Empresários alertam para aumento de custos
Por outro lado, representantes do setor produtivo demonstram preocupação com os impactos econômicos da mudança. A Confederação Nacional da Indústria (CNI) estima que os custos operacionais das empresas possam aumentar em até R$ 267 bilhões por ano, sendo quase R$ 90 bilhões apenas na indústria.
O presidente da Associação Brasileira de Bares e Restaurantes (Abrasel), Paulo Solmucci, afirma que a redução da jornada com manutenção de salários pode gerar aumento de cerca de 20% nos custos trabalhistas, o que poderia resultar em repasse de 7% a 8% nos preços ao consumidor final.
Empresários também apontam dificuldades para contratar mais trabalhadores em um cenário de baixo desemprego e alegam risco de fechamento de pequenas empresas e redução de serviços, principalmente em regiões mais pobres.
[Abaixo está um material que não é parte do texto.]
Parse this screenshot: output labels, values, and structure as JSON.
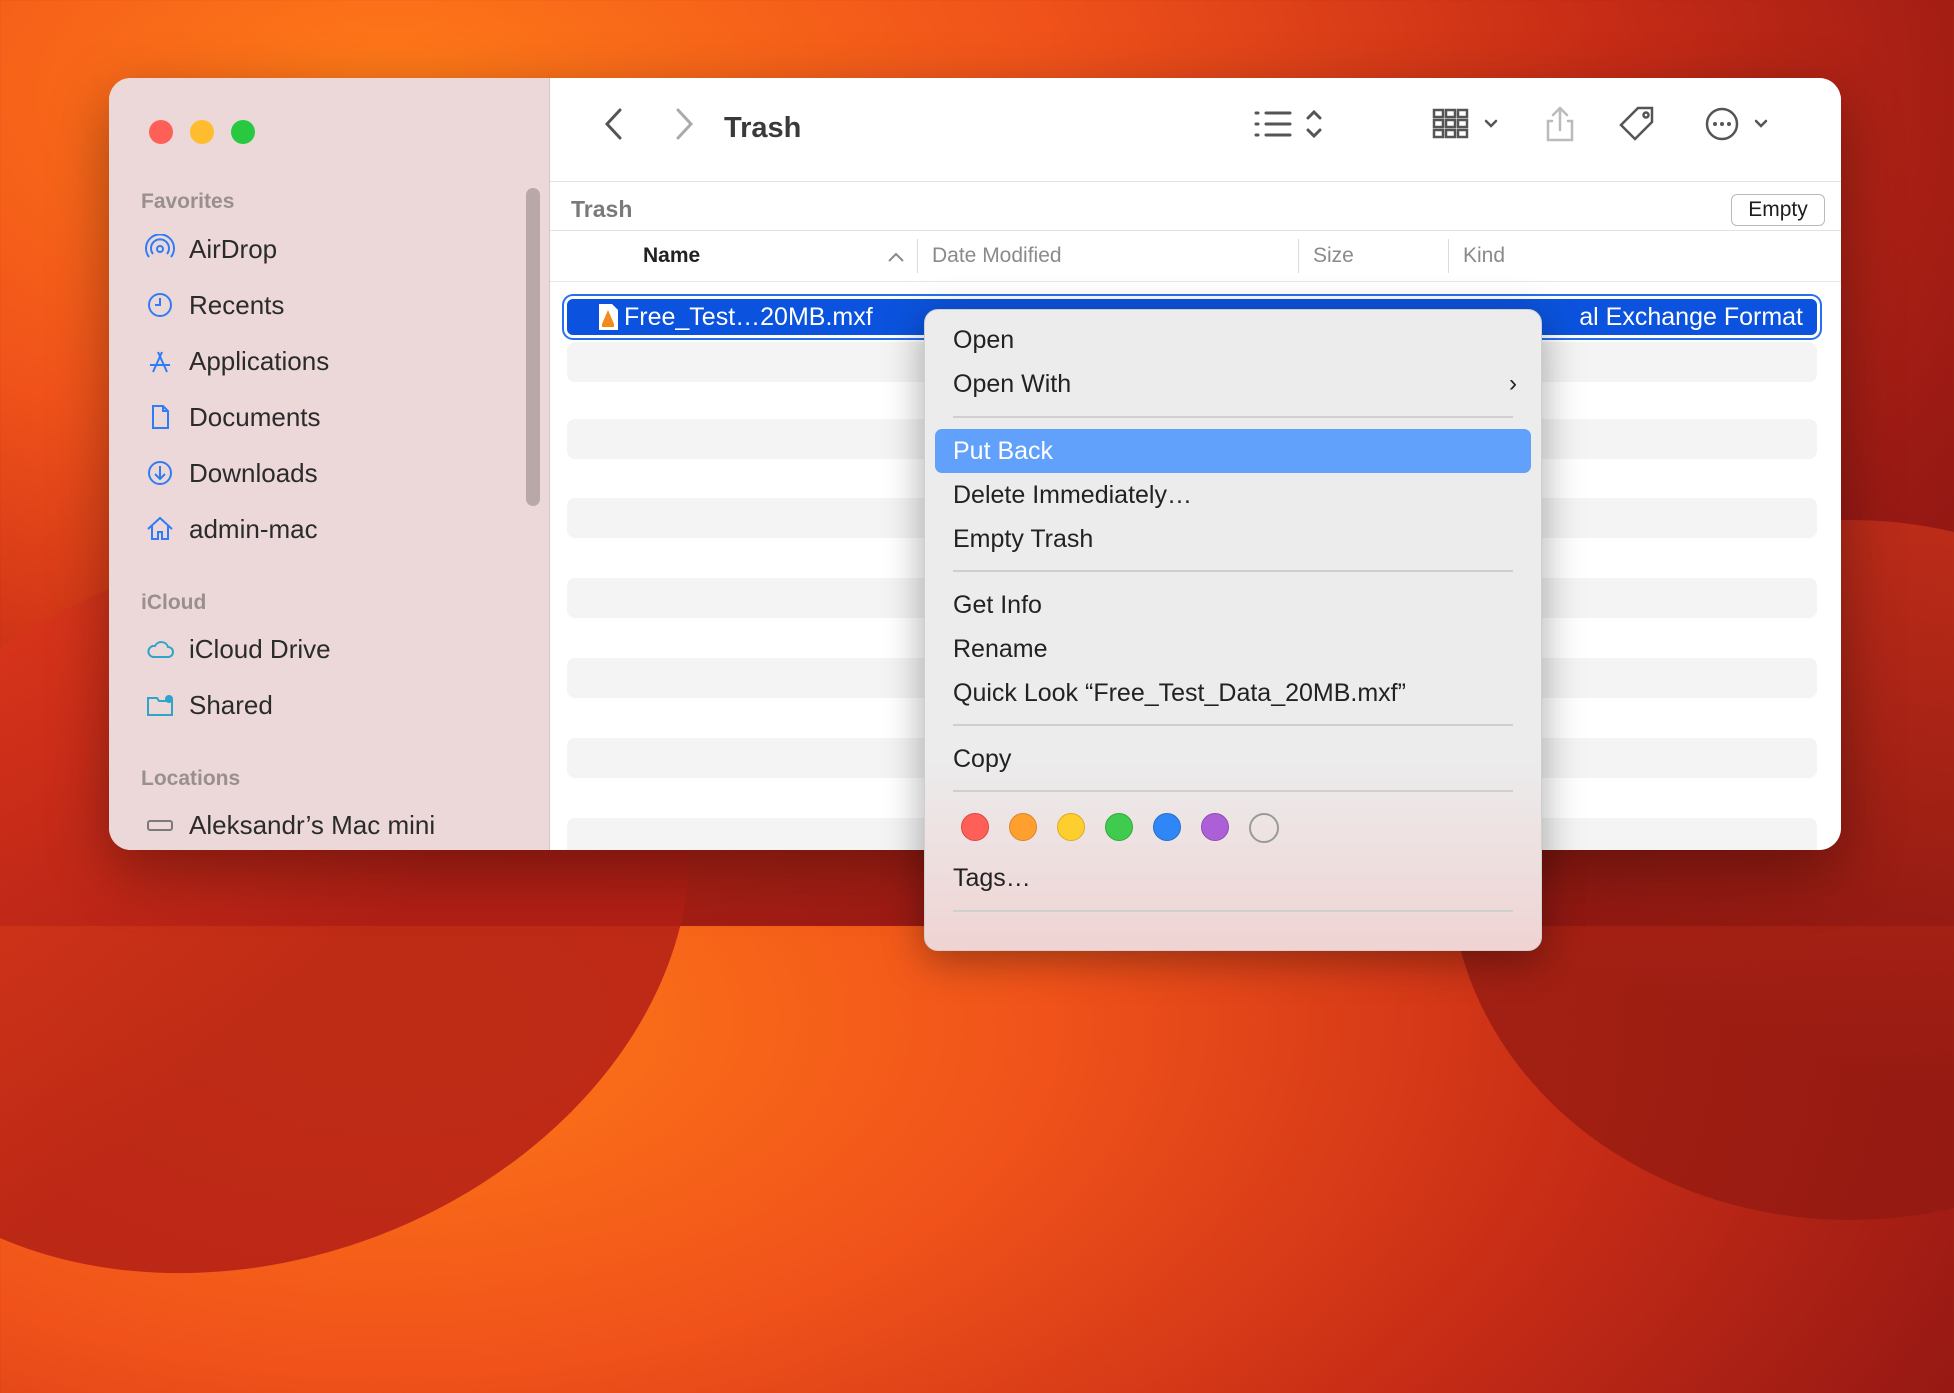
{
  "window": {
    "title": "Trash"
  },
  "sidebar": {
    "favorites_label": "Favorites",
    "favorites": [
      {
        "label": "AirDrop",
        "icon": "airdrop-icon"
      },
      {
        "label": "Recents",
        "icon": "clock-icon"
      },
      {
        "label": "Applications",
        "icon": "applications-icon"
      },
      {
        "label": "Documents",
        "icon": "document-icon"
      },
      {
        "label": "Downloads",
        "icon": "download-icon"
      },
      {
        "label": "admin-mac",
        "icon": "home-icon"
      }
    ],
    "icloud_label": "iCloud",
    "icloud": [
      {
        "label": "iCloud Drive",
        "icon": "cloud-icon"
      },
      {
        "label": "Shared",
        "icon": "shared-folder-icon"
      }
    ],
    "locations_label": "Locations",
    "locations": [
      {
        "label": "Aleksandr’s Mac mini",
        "icon": "computer-icon"
      }
    ]
  },
  "pathbar": {
    "label": "Trash",
    "empty_button": "Empty"
  },
  "columns": {
    "name": "Name",
    "date": "Date Modified",
    "size": "Size",
    "kind": "Kind"
  },
  "file": {
    "name": "Free_Test…20MB.mxf",
    "kind_visible": "al Exchange Format"
  },
  "context_menu": {
    "open": "Open",
    "open_with": "Open With",
    "put_back": "Put Back",
    "delete_immediately": "Delete Immediately…",
    "empty_trash": "Empty Trash",
    "get_info": "Get Info",
    "rename": "Rename",
    "quick_look": "Quick Look “Free_Test_Data_20MB.mxf”",
    "copy": "Copy",
    "tags": "Tags…",
    "tag_colors": [
      "#fe5f57",
      "#fe9f2e",
      "#fece2e",
      "#3fcb4e",
      "#2f86f6",
      "#ad5fd8",
      "#d8d8d8"
    ]
  },
  "colors": {
    "selection": "#0b53de",
    "menu_highlight": "#61a1fb",
    "accent": "#2f7cf6"
  }
}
Debate segue em meio a ano eleitoral
O tema também ganhou forte repercussão nas redes sociais, com petições e manifestações públicas favoráveis à mudança. No entanto, críticos apontam que o debate ocorre em meio a um ano eleitoral, o que pode influenciar o posicionamento de parlamentares.
A PEC ainda precisa passar pela CCJ e, se aprovada, seguirá para votação em dois turnos na Câmara e no Senado.